1. Solve the trigonometric equation for angles between \( 0^{\circ} \) and \( 360^{\circ} \frac{\text { SECTION A: } 40 \mathrm{MARKS}}{} \frac{\text { Answer all questions in this section }}{16 \sec x-2=14 \tan ^{2} x} \)

To solve the equation \( 16 \sec x - 2 = 14 \tan^2 x \), we first rewrite everything in terms of sine and cosine: Since \( \sec x = \frac{1}{\cos x} \) and \( \tan^2 x = \frac{\sin^2 x}{\cos^2 x} \), we can transform the equation: \[ 16 \cdot \frac{1}{\cos x} - 2 = 14 \cdot \frac{\sin^2 x}{\cos^2 x} \] This simplifies to: \[ \frac{16 - 2 \cos x}{\cos x} = \frac{14 \sin^2 x}{\cos^2 x} \] Multiplying both sides by \( \cos^2 x \) gives: \[ (16 - 2 \cos x) \cos x = 14 \sin^2 x \] Using the identity \( \sin^2 x = 1 - \cos^2 x \): \[ (16 - 2 \cos x) \cos x = 14 (1 - \cos^2 x) \] Expanding and rearranging, we arrive at a polynomial in terms of \( \cos x \) and can solve for values within \( 0^{\circ} \) to \( 360^{\circ} \) upon finding the roots.

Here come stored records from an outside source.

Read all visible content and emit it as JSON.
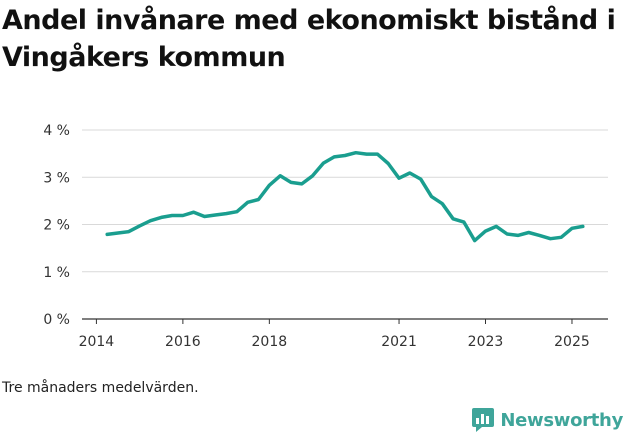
{
  "chart_data": {
    "type": "line",
    "title": "Andel invånare med ekonomiskt bistånd i Vingåkers kommun",
    "xlabel": "",
    "ylabel": "",
    "ylim": [
      0,
      4
    ],
    "xlim": [
      "2013-09",
      "2025-11"
    ],
    "y_ticks": [
      0,
      1,
      2,
      3,
      4
    ],
    "y_tick_labels": [
      "0 %",
      "1 %",
      "2 %",
      "3 %",
      "4 %"
    ],
    "x_ticks": [
      "2014-01",
      "2016-01",
      "2018-01",
      "2021-01",
      "2023-01",
      "2025-01"
    ],
    "x_tick_labels": [
      "2014",
      "2016",
      "2018",
      "2021",
      "2023",
      "2025"
    ],
    "grid": true,
    "line_color": "#1a9e8f",
    "series": [
      {
        "x": [
          "2014-04",
          "2014-07",
          "2014-10",
          "2015-01",
          "2015-04",
          "2015-07",
          "2015-10",
          "2016-01",
          "2016-04",
          "2016-07",
          "2016-10",
          "2017-01",
          "2017-04",
          "2017-07",
          "2017-10",
          "2018-01",
          "2018-04",
          "2018-07",
          "2018-10",
          "2019-01",
          "2019-04",
          "2019-07",
          "2019-10",
          "2020-01",
          "2020-04",
          "2020-07",
          "2020-10",
          "2021-01",
          "2021-04",
          "2021-07",
          "2021-10",
          "2022-01",
          "2022-04",
          "2022-07",
          "2022-10",
          "2023-01",
          "2023-04",
          "2023-07",
          "2023-10",
          "2024-01",
          "2024-04",
          "2024-07",
          "2024-10",
          "2025-01",
          "2025-04"
        ],
        "values": [
          1.79,
          1.82,
          1.85,
          1.97,
          2.08,
          2.15,
          2.19,
          2.19,
          2.26,
          2.17,
          2.2,
          2.23,
          2.27,
          2.47,
          2.53,
          2.83,
          3.03,
          2.89,
          2.86,
          3.03,
          3.3,
          3.43,
          3.46,
          3.52,
          3.49,
          3.49,
          3.29,
          2.98,
          3.09,
          2.96,
          2.59,
          2.44,
          2.12,
          2.05,
          1.66,
          1.86,
          1.96,
          1.8,
          1.77,
          1.83,
          1.77,
          1.7,
          1.73,
          1.92,
          1.96
        ]
      }
    ]
  },
  "footnote": "Tre månaders medelvärden.",
  "brand": {
    "name": "Newsworthy",
    "icon": "newsworthy-logo-icon",
    "color": "#3fa59a"
  }
}
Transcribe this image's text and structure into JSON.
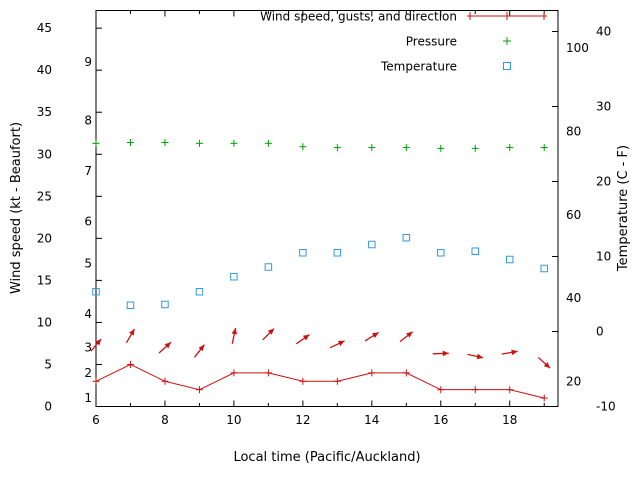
{
  "page": {
    "background": "#ffffff"
  },
  "chart_data": {
    "type": "line",
    "title": "",
    "xlabel": "Local time (Pacific/Auckland)",
    "x_range": [
      6,
      19.4
    ],
    "x_major_ticks": [
      6,
      8,
      10,
      12,
      14,
      16,
      18
    ],
    "x_minor_ticks": [
      7,
      9,
      11,
      13,
      15,
      17,
      19
    ],
    "left_axis": {
      "title": "Wind speed (kt - Beaufort)",
      "unit": "kt",
      "ticks": [
        0,
        5,
        10,
        15,
        20,
        25,
        30,
        35,
        40,
        45
      ],
      "range": [
        0,
        47.1
      ],
      "beaufort_labels": [
        {
          "label": "1",
          "kt": 1
        },
        {
          "label": "2",
          "kt": 4
        },
        {
          "label": "3",
          "kt": 7
        },
        {
          "label": "4",
          "kt": 11
        },
        {
          "label": "5",
          "kt": 17
        },
        {
          "label": "6",
          "kt": 22
        },
        {
          "label": "7",
          "kt": 28
        },
        {
          "label": "8",
          "kt": 34
        },
        {
          "label": "9",
          "kt": 41
        }
      ]
    },
    "right_axis": {
      "title": "Temperature (C - F)",
      "unit_outer": "C",
      "ticks_c": [
        -10,
        0,
        10,
        20,
        30,
        40
      ],
      "range_c": [
        -10,
        42.8
      ],
      "fahrenheit_labels": [
        20,
        40,
        60,
        80,
        100
      ]
    },
    "legend": [
      {
        "label": "Wind speed, gusts, and direction",
        "color": "#cc1111",
        "marker": "errorline"
      },
      {
        "label": "Pressure",
        "color": "#00a000",
        "marker": "plus"
      },
      {
        "label": "Temperature",
        "color": "#3399dd",
        "marker": "open-square"
      }
    ],
    "hours": [
      6,
      7,
      8,
      9,
      10,
      11,
      12,
      13,
      14,
      15,
      16,
      17,
      18,
      19
    ],
    "series": {
      "wind_speed_kt": [
        3,
        5,
        3,
        2,
        4,
        4,
        3,
        3,
        4,
        4,
        2,
        2,
        2,
        1
      ],
      "pressure_plot_kt": [
        31.3,
        31.4,
        31.4,
        31.3,
        31.3,
        31.3,
        30.9,
        30.8,
        30.8,
        30.8,
        30.7,
        30.7,
        30.8,
        30.8
      ],
      "pressure_note": "pressure series plotted with no visible numeric scale; values stored in left-axis units",
      "temperature_c": [
        5.3,
        3.5,
        3.6,
        5.3,
        7.3,
        8.6,
        10.5,
        10.5,
        11.6,
        12.5,
        10.5,
        10.7,
        9.6,
        8.4
      ],
      "wind_direction_arrows": [
        {
          "hour": 6,
          "angle_deg": 50,
          "kt": 7.3
        },
        {
          "hour": 7,
          "angle_deg": 60,
          "kt": 8.4
        },
        {
          "hour": 8,
          "angle_deg": 42,
          "kt": 7.0
        },
        {
          "hour": 9,
          "angle_deg": 52,
          "kt": 6.6
        },
        {
          "hour": 10,
          "angle_deg": 78,
          "kt": 8.4
        },
        {
          "hour": 11,
          "angle_deg": 45,
          "kt": 8.6
        },
        {
          "hour": 12,
          "angle_deg": 35,
          "kt": 8.0
        },
        {
          "hour": 13,
          "angle_deg": 25,
          "kt": 7.4
        },
        {
          "hour": 14,
          "angle_deg": 32,
          "kt": 8.3
        },
        {
          "hour": 15,
          "angle_deg": 38,
          "kt": 8.3
        },
        {
          "hour": 16,
          "angle_deg": 2,
          "kt": 6.3
        },
        {
          "hour": 17,
          "angle_deg": -12,
          "kt": 6.0
        },
        {
          "hour": 18,
          "angle_deg": 10,
          "kt": 6.4
        },
        {
          "hour": 19,
          "angle_deg": -42,
          "kt": 5.2
        }
      ]
    }
  }
}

Now, solve this polynomial to find the angles that satisfy the original equation. This approach allows integrating basic trigonometric identities with algebraic manipulation to derive solutions systematically! Don't forget to check your calculated angles to ensure they are indeed solutions in the specified interval!